Probate is a legal proceeding which supervises the administration of an estate. A Personal Representative is appointed to pay the decedent’s bills, and then distribute the remaining assets according to the terms of the Will. If the decedent died without a Will, there are laws which govern who the estate shall pass to.
How long does the probate process take?
A probate takes as long as necessary to settle a decedent’s affairs. Sales of property, disagreements among heirs and IRS audits can delay closing for months, or even years. At a minimum, there is a four month waiting period that begins after publication of a Notice to Creditors. If there are no complications, the estate can be distributed and closed after the four months have passed.
What are the duties of a Personal Representative?

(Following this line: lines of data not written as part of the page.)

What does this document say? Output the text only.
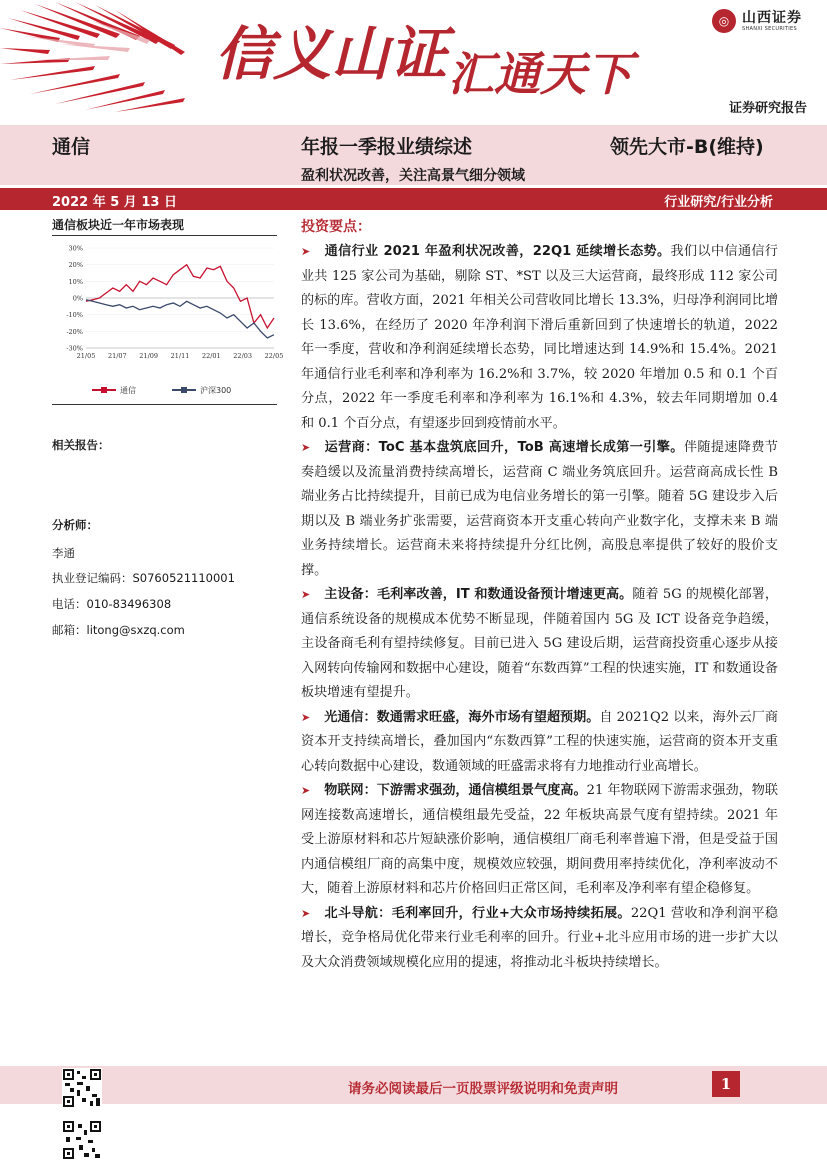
信义山证 汇通天下
◎ 山西证券
SHANXI SECURITIES
证券研究报告
通信	年报一季报业绩综述	领先大市-B(维持)
盈利状况改善，关注高景气细分领域
2022 年 5 月 13 日	行业研究/行业分析
通信板块近一年市场表现
30%
20%
10%
0%
-10%
-20%
-30%
21/05 21/07 21/09 21/11 22/01 22/03 22/05
通信	沪深300
相关报告：
分析师：
李通
执业登记编码：S0760521110001
电话：010-83496308
邮箱：litong@sxzq.com
投资要点：

➤ 通信行业 2021 年盈利状况改善，22Q1 延续增长态势。我们以中信通信行业共 125 家公司为基础，剔除 ST、*ST 以及三大运营商，最终形成 112 家公司的标的库。营收方面，2021 年相关公司营收同比增长 13.3%，归母净利润同比增长 13.6%，在经历了 2020 年净利润下滑后重新回到了快速增长的轨道，2022 年一季度，营收和净利润延续增长态势，同比增速达到 14.9%和 15.4%。2021 年通信行业毛利率和净利率为 16.2%和 3.7%，较 2020 年增加 0.5 和 0.1 个百分点，2022 年一季度毛利率和净利率为 16.1%和 4.3%，较去年同期增加 0.4 和 0.1 个百分点，有望逐步回到疫情前水平。

➤ 运营商：ToC 基本盘筑底回升，ToB 高速增长成第一引擎。伴随提速降费节奏趋缓以及流量消费持续高增长，运营商 C 端业务筑底回升。运营商高成长性 B 端业务占比持续提升，目前已成为电信业务增长的第一引擎。随着 5G 建设步入后期以及 B 端业务扩张需要，运营商资本开支重心转向产业数字化，支撑未来 B 端业务持续增长。运营商未来将持续提升分红比例，高股息率提供了较好的股价支撑。

➤ 主设备：毛利率改善，IT 和数通设备预计增速更高。随着 5G 的规模化部署，通信系统设备的规模成本优势不断显现，伴随着国内 5G 及 ICT 设备竞争趋缓，主设备商毛利有望持续修复。目前已进入 5G 建设后期，运营商投资重心逐步从接入网转向传输网和数据中心建设，随着“东数西算”工程的快速实施，IT 和数通设备板块增速有望提升。

➤ 光通信：数通需求旺盛，海外市场有望超预期。自 2021Q2 以来，海外云厂商资本开支持续高增长，叠加国内“东数西算”工程的快速实施，运营商的资本开支重心转向数据中心建设，数通领域的旺盛需求将有力地推动行业高增长。

➤ 物联网：下游需求强劲，通信模组景气度高。21 年物联网下游需求强劲，物联网连接数高速增长，通信模组最先受益，22 年板块高景气度有望持续。2021 年受上游原材料和芯片短缺涨价影响，通信模组厂商毛利率普遍下滑，但是受益于国内通信模组厂商的高集中度，规模效应较强，期间费用率持续优化，净利率波动不大，随着上游原材料和芯片价格回归正常区间，毛利率及净利率有望企稳修复。

➤ 北斗导航：毛利率回升，行业+大众市场持续拓展。22Q1 营收和净利润平稳增长，竞争格局优化带来行业毛利率的回升。行业+北斗应用市场的进一步扩大以及大众消费领域规模化应用的提速，将推动北斗板块持续增长。

请务必阅读最后一页股票评级说明和免责声明	1
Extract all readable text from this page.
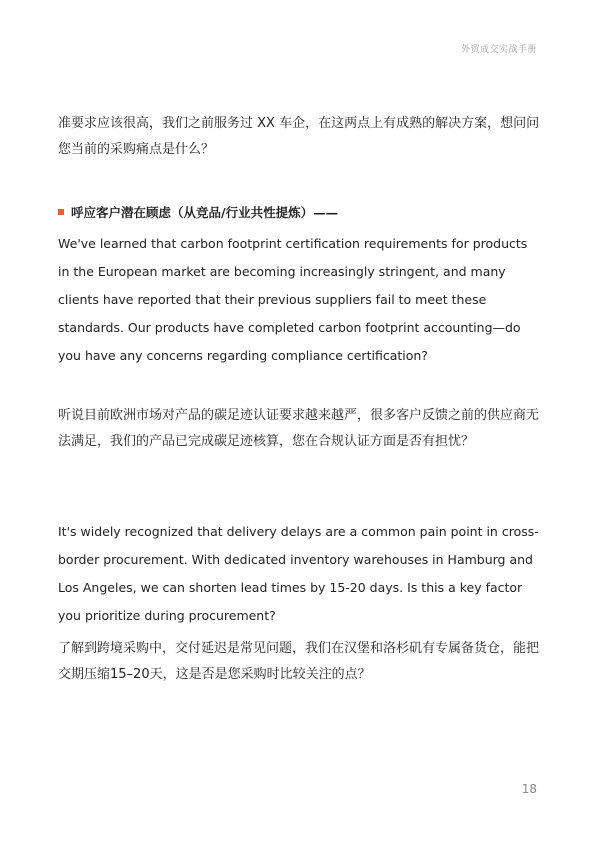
外贸成交实战手册

准要求应该很高，我们之前服务过 XX 车企，在这两点上有成熟的解决方案，想问问您当前的采购痛点是什么？

呼应客户潜在顾虑（从竞品/行业共性提炼）——

We've learned that carbon footprint certification requirements for products in the European market are becoming increasingly stringent, and many clients have reported that their previous suppliers fail to meet these standards. Our products have completed carbon footprint accounting—do you have any concerns regarding compliance certification?

听说目前欧洲市场对产品的碳足迹认证要求越来越严，很多客户反馈之前的供应商无法满足，我们的产品已完成碳足迹核算，您在合规认证方面是否有担忧？

It's widely recognized that delivery delays are a common pain point in cross-border procurement. With dedicated inventory warehouses in Hamburg and Los Angeles, we can shorten lead times by 15-20 days. Is this a key factor you prioritize during procurement?

了解到跨境采购中，交付延迟是常见问题，我们在汉堡和洛杉矶有专属备货仓，能把交期压缩15–20天，这是否是您采购时比较关注的点？

18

Once the Personal Representative is appointed by the Court, they have all the rights of the decedent, had the decedent lived. It is the Personal Representative’s duty to locate and protect everything the decedent had owned, pay all creditors and taxes, and distribute the assets to the heirs according to the decedent’s Will, or by law if there was no Will.
How do I decide whether I should incorporate my small business, or form a Limited Liability Company?
Operating your small business as an entity other than as sole proprietor can have benefits, protection and potential tax savings for you. The advantage to choosing one business entity over another depends on several factors. Consult with your tax professional, and a business attorney, to make the right decision for your small business.